U.S. Senator Blumenthal’s Butchery Bill


Written by the Editors of National Review Online

Democrats hold one thing — and one thing only — sacred, and that is abortion. Our diplomats may be murdered abroad, the rule of law may be grossly violated at home, the First Amendment may be written off as just another roadblock on the freeway to utopia, but abortion will always have for them a uniquely holy status — even if that means employing unholy methods to facilitate it. Thus U.S. Senator Richard Blumenthal of Connecticut has introduced a bill, cosponsored by a majority of Senate Democrats, that would purport to strip states of their ability to impose even the most basic of health and safety regulations on the grisly procedure, a bill that David French has rightly suggested should be titled the Kermit Gosnell Enabling Act of 2014.

Readers will recall, though they will not enjoy it, the details of Dr. Kermit Gosnell’s case, the transcript of which reads like the screenplay for a Rob Zombie horror flick: the illegal abortions; the newborns who survived botched abortion attempts only to have their spinal cords severed with scissors; the obscenely unhygienic conditions, with free-ranging cats using the clinic as an open-air litter box; the dead patient and subsequent manslaughter conviction; and, finally, the murder convictions. The Gosnell gore-fest was a direct consequence of the elevation of abortion to divine office: Neither the local authorities in Democrat-dominated Philadelphia nor the Democrat-dominated statewide bureaucracies in Pennsylvania were much inclined to exercise basic oversight of abortion clinics. Even after a woman died under Dr. Gosnell’s knife, there was little interest in investigating his practice: It took allegations of illegal prescription-drug use and the piqued interest of the DEA to put Gosnell on the radar.

Senator Blumenthal proposes to apply the Philadelphia model to the nation at large. Under his bill, states would have effectively no power even to ensure that abortions are performed by licensed physicians — surely the most minimal standard of medical responsibility that there is. Laws covering grisly late-term abortions would be forcibly overturned and fetal viability would be redefined according to the subjective whim of the abortionist. While the Democrats are bemoaning a fictitious war on women, their bill would provide federal protection to sex-selective abortions — the barbaric practice under which generations of girls have been decimated in such backward jurisdictions as China and Azerbaijan, a practice The Economist describes as “gendercide.” Laws restricting taxpayer funding of abortion would be overturned. Laws protecting the consciences of physicians who choose not to perform abortions would be overturned.

Not that the Democrats are much interested in such niceties, but there is little or nothing in the law or the Constitution that could be construed to empower the federal government to set aside, wholesale, state regulation of physicians and their work. The states license physicians and hospitals, and they have broad power over their standards and conduct. Even if one accepts the 1973 abortion decisions as fixed and eternal law handed down from on high, there is nothing in Roe v. Wade or its companion cases that establishes a constitutional preemption of state health and safety laws.

Senator Blumenthal’s bill requires that abortion not be subject to any restriction that is not also applicable to “comparable” medical procedures, but there is in fact no such thing as a comparable procedure, something recognized by the Supreme Court, which describes the act as “unique” and “inherently different” from other surgeries. And, of course, it is: Abortion is in almost no instance a therapeutic procedure — its usual motive is simply the termination of an inconvenient human life.

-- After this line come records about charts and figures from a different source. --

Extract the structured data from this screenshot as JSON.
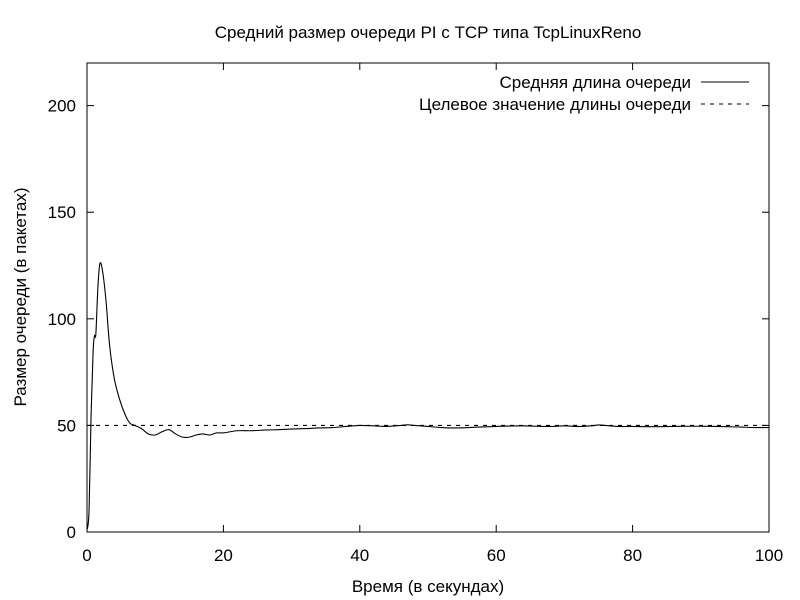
{
  "chart_data": {
    "type": "line",
    "title": "Средний размер очереди PI с TCP типа TcpLinuxReno",
    "xlabel": "Время (в секундах)",
    "ylabel": "Размер очереди (в пакетах)",
    "xlim": [
      0,
      100
    ],
    "ylim": [
      0,
      220
    ],
    "xticks": [
      0,
      20,
      40,
      60,
      80,
      100
    ],
    "yticks": [
      0,
      50,
      100,
      150,
      200
    ],
    "grid": false,
    "legend_position": "top-right",
    "series": [
      {
        "name": "Средняя длина очереди",
        "style": "solid",
        "color": "#000000",
        "x": [
          0,
          0.3,
          0.6,
          0.9,
          1.1,
          1.3,
          1.6,
          1.9,
          2.3,
          2.8,
          3.3,
          4,
          4.8,
          5.6,
          6.3,
          7,
          8,
          9,
          10,
          11,
          12,
          13,
          14,
          15,
          16,
          17,
          18,
          19,
          20,
          22,
          24,
          26,
          28,
          30,
          32,
          34,
          36,
          38,
          40,
          42,
          44,
          46,
          47,
          48,
          50,
          52,
          54,
          56,
          58,
          60,
          62,
          64,
          66,
          68,
          70,
          72,
          74,
          75,
          76,
          78,
          80,
          82,
          84,
          86,
          88,
          90,
          92,
          94,
          96,
          98,
          100
        ],
        "values": [
          1,
          10,
          55,
          85,
          92,
          93,
          115,
          126,
          122,
          108,
          88,
          72,
          62,
          55,
          51,
          50,
          48.5,
          46,
          45.5,
          47,
          48,
          46,
          44.5,
          44.5,
          45.5,
          46,
          45.5,
          46.5,
          46.5,
          47.5,
          47.5,
          47.8,
          48,
          48.3,
          48.5,
          48.8,
          49,
          49.5,
          50,
          49.8,
          49.5,
          50,
          50.3,
          50,
          49.5,
          49,
          48.8,
          49,
          49.3,
          49.5,
          49.7,
          49.8,
          49.6,
          49.5,
          49.8,
          49.5,
          49.8,
          50.2,
          50,
          49.5,
          49.5,
          49.4,
          49.4,
          49.5,
          49.6,
          49.6,
          49.5,
          49.4,
          49.2,
          49,
          49
        ]
      },
      {
        "name": "Целевое значение длины очереди",
        "style": "dashed",
        "color": "#000000",
        "x": [
          0,
          100
        ],
        "values": [
          50,
          50
        ]
      }
    ]
  }
}
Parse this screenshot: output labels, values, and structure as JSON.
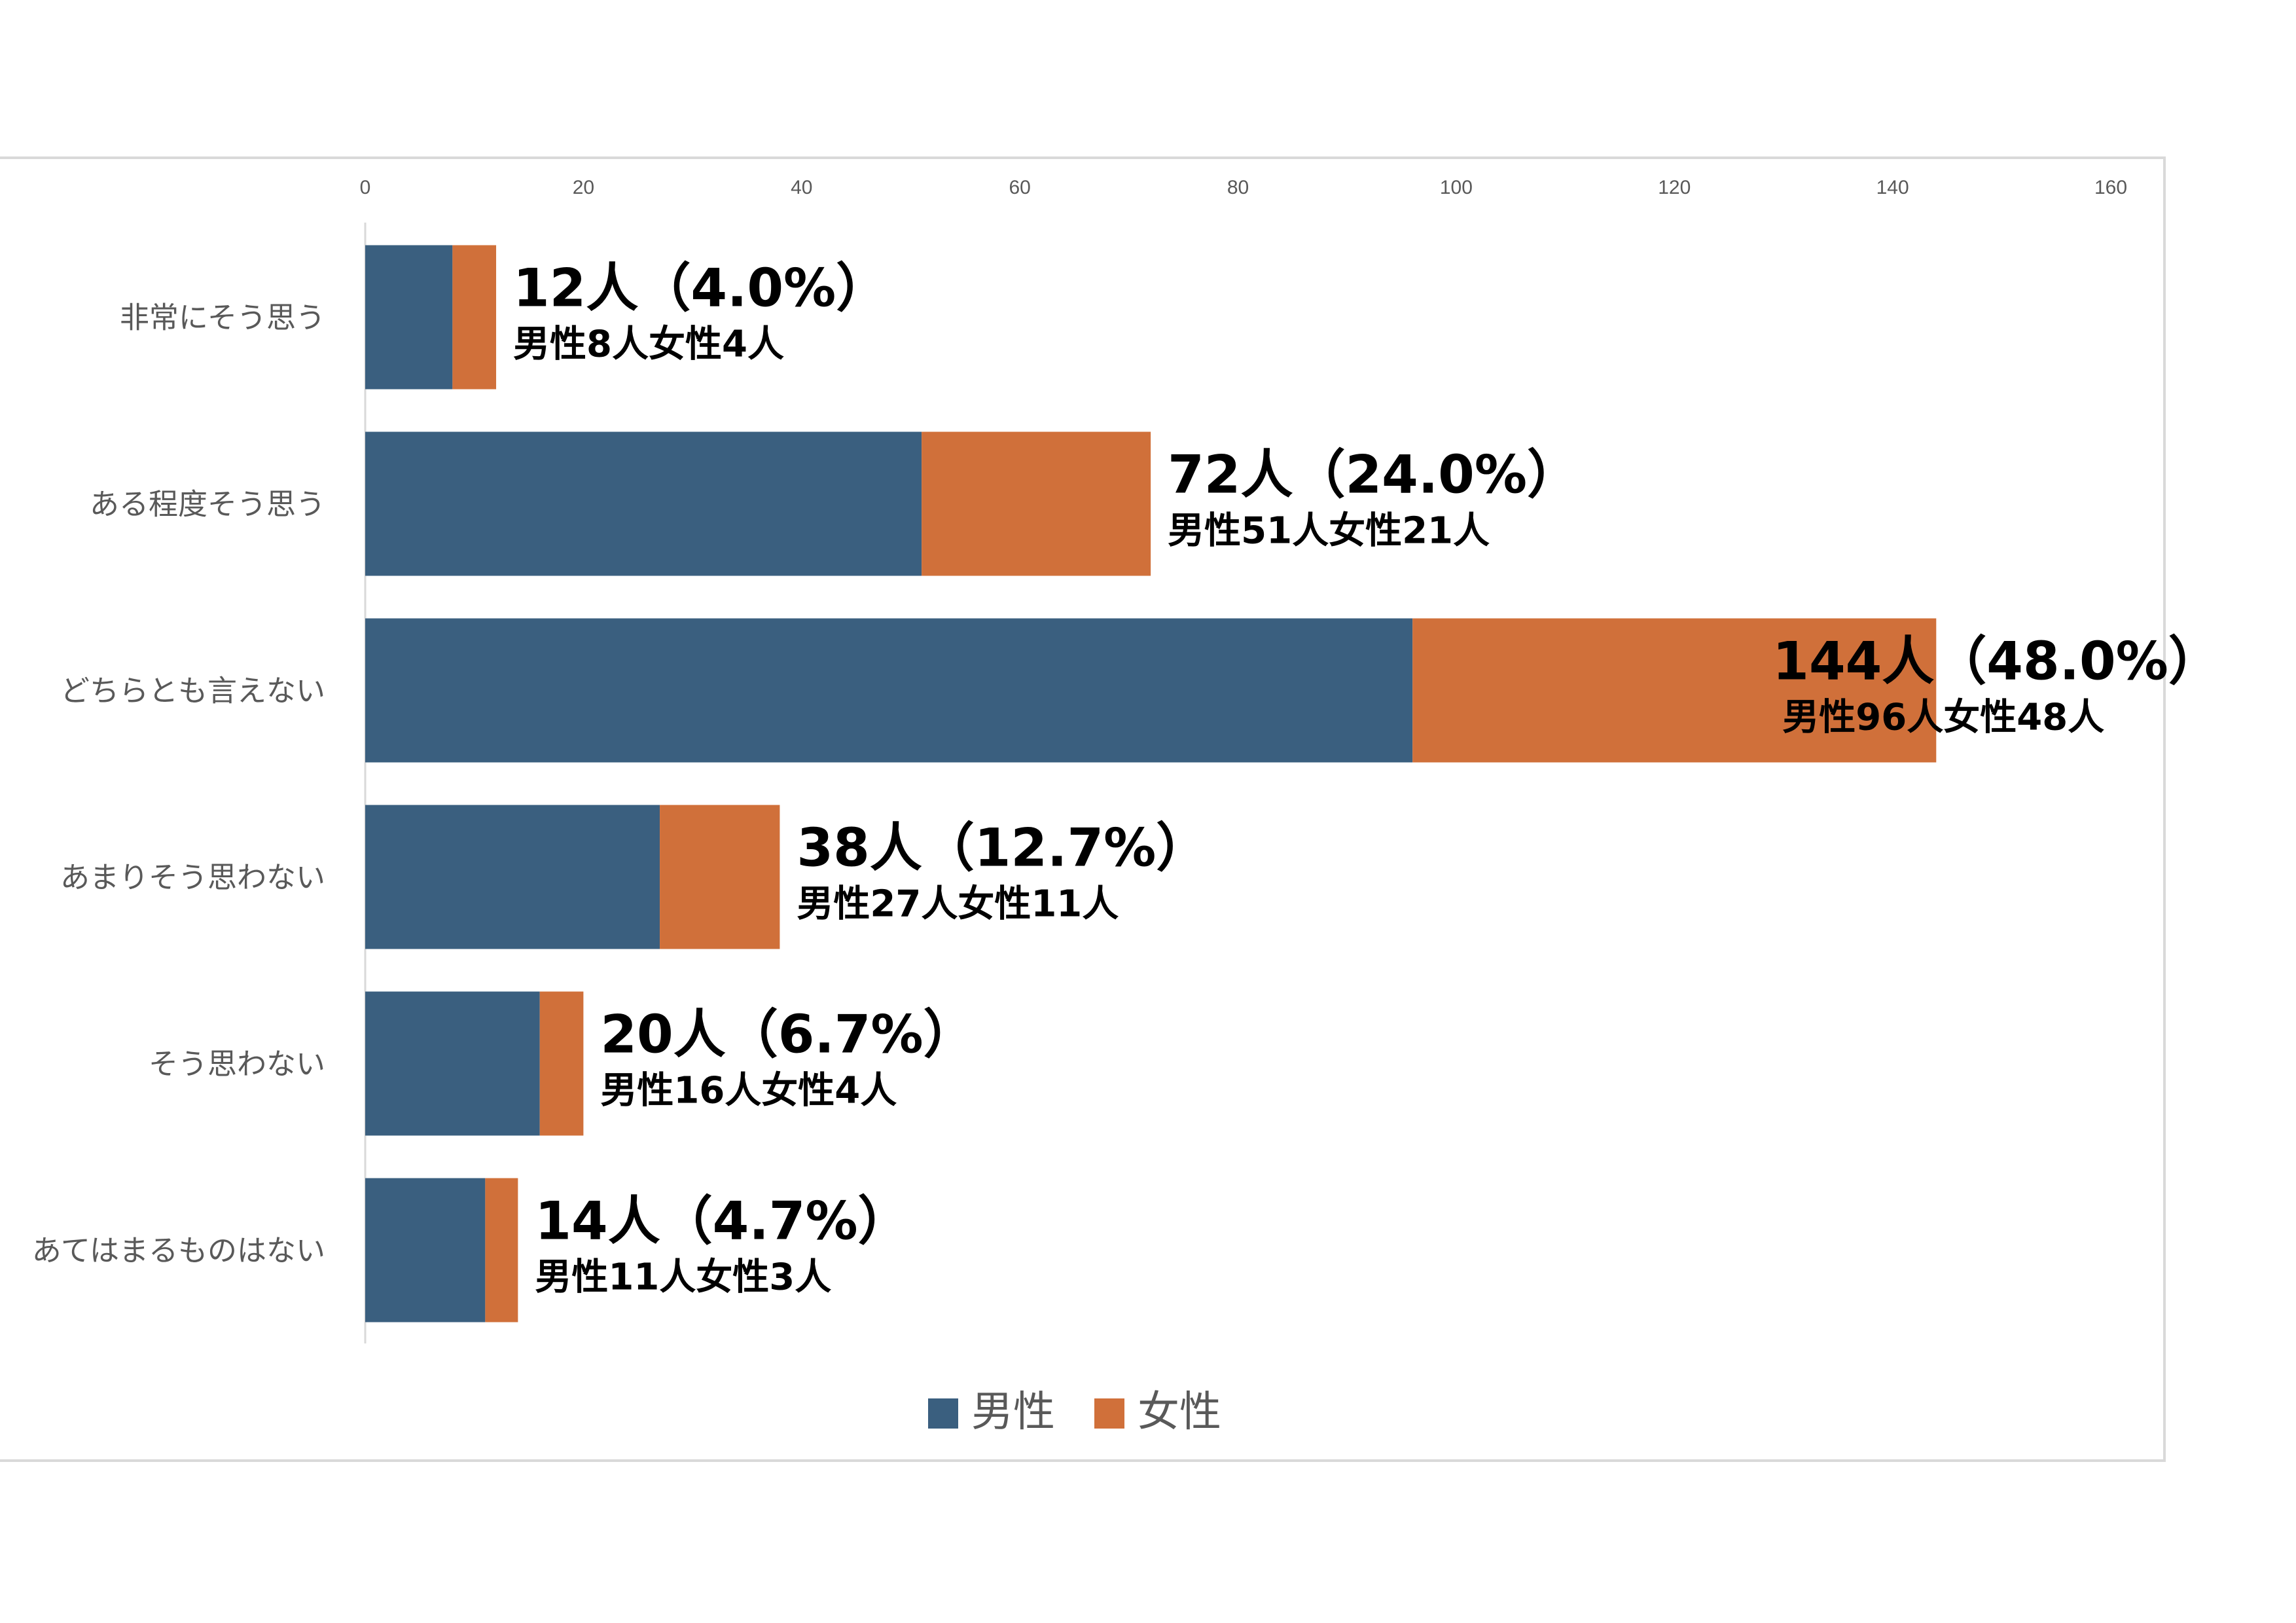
{
  "chart_data": {
    "type": "bar",
    "orientation": "horizontal",
    "stacked": true,
    "categories": [
      "非常にそう思う",
      "ある程度そう思う",
      "どちらとも言えない",
      "あまりそう思わない",
      "そう思わない",
      "あてはまるものはない"
    ],
    "series": [
      {
        "name": "男性",
        "color": "#3A5F7F",
        "values": [
          8,
          51,
          96,
          27,
          16,
          11
        ]
      },
      {
        "name": "女性",
        "color": "#D0703A",
        "values": [
          4,
          21,
          48,
          11,
          4,
          3
        ]
      }
    ],
    "data_labels": [
      {
        "total": "12人（4.0%）",
        "split": "男性8人女性4人"
      },
      {
        "total": "72人（24.0%）",
        "split": "男性51人女性21人"
      },
      {
        "total": "144人（48.0%）",
        "split": "男性96人女性48人"
      },
      {
        "total": "38人（12.7%）",
        "split": "男性27人女性11人"
      },
      {
        "total": "20人（6.7%）",
        "split": "男性16人女性4人"
      },
      {
        "total": "14人（4.7%）",
        "split": "男性11人女性3人"
      }
    ],
    "xlim": [
      0,
      160
    ],
    "xticks": [
      0,
      20,
      40,
      60,
      80,
      100,
      120,
      140,
      160
    ],
    "axis_position": "top",
    "grid": false,
    "legend_position": "bottom"
  }
}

Morally literate people, including those who generally support abortion rights, understand that abortion is fundamentally unlike anything else doctors are commonly called upon to do, and that it is morally significant in a way a tonsillectomy is not. People of good will may disagree to some extent about the moral significance of what is maturing in a woman’s womb — but it is not an ingrown toenail, and all the Senate proclamations in the world will not change that fact.

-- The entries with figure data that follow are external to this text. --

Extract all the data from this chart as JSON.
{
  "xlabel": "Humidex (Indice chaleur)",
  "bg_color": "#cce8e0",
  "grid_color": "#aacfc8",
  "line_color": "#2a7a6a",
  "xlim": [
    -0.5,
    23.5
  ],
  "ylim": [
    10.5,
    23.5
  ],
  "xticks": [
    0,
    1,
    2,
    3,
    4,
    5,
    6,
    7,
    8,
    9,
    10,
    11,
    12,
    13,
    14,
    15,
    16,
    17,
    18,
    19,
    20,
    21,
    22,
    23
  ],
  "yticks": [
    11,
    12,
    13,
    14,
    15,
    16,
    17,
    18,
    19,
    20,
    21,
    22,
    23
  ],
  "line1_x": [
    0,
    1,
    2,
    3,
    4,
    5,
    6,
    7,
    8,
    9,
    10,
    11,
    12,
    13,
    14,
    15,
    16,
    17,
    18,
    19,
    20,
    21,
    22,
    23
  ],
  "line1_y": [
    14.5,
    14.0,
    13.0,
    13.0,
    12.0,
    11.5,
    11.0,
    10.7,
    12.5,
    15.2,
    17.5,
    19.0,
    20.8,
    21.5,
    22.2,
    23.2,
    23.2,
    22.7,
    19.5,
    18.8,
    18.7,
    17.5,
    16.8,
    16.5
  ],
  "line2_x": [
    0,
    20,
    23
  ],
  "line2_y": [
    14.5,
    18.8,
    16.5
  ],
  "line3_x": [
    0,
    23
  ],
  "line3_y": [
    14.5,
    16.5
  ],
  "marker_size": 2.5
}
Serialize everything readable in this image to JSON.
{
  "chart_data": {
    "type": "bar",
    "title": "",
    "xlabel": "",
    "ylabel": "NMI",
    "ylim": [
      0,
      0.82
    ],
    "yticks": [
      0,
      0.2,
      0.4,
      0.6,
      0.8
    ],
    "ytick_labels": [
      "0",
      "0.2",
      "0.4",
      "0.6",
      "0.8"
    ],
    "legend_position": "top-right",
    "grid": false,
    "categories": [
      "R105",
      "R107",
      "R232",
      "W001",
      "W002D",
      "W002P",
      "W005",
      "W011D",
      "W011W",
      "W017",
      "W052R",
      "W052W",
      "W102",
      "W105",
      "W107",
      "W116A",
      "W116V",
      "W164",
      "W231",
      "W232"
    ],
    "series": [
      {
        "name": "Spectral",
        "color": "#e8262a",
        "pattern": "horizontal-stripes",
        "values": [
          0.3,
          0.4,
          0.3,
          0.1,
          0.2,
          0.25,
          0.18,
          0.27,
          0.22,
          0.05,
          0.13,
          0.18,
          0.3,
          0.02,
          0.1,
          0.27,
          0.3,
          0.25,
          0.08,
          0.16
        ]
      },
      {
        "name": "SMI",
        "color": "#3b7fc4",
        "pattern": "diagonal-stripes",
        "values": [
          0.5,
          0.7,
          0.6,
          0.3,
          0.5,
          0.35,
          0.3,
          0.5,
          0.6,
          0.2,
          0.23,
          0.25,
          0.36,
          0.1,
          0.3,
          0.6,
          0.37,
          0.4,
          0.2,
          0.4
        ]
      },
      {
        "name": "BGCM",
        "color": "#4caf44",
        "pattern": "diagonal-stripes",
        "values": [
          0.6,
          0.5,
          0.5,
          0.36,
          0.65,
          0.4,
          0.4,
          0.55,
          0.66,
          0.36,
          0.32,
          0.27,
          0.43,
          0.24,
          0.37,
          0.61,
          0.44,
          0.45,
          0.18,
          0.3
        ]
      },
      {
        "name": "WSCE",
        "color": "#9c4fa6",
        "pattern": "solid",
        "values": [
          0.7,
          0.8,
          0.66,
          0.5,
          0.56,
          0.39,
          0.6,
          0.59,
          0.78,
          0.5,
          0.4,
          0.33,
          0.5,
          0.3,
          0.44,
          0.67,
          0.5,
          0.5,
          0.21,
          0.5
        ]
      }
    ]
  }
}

By their fruits you shall know them: Senate Democrats have just recently blocked efforts to get to the bottom of the IRS political-persecution scandal and to hold VA officials accountable for the horrific treatment of American veterans — ho-hum issues for Senator Blumenthal and his colleagues. But if Texas decides that abortions performed within its borders must be carried out by a licensed physician in a proper surgical facility, then Democrats are on the march. Abortion is, to say the least, ugly. Democrats’ ghoulish enthusiasm for it is almost as ugly.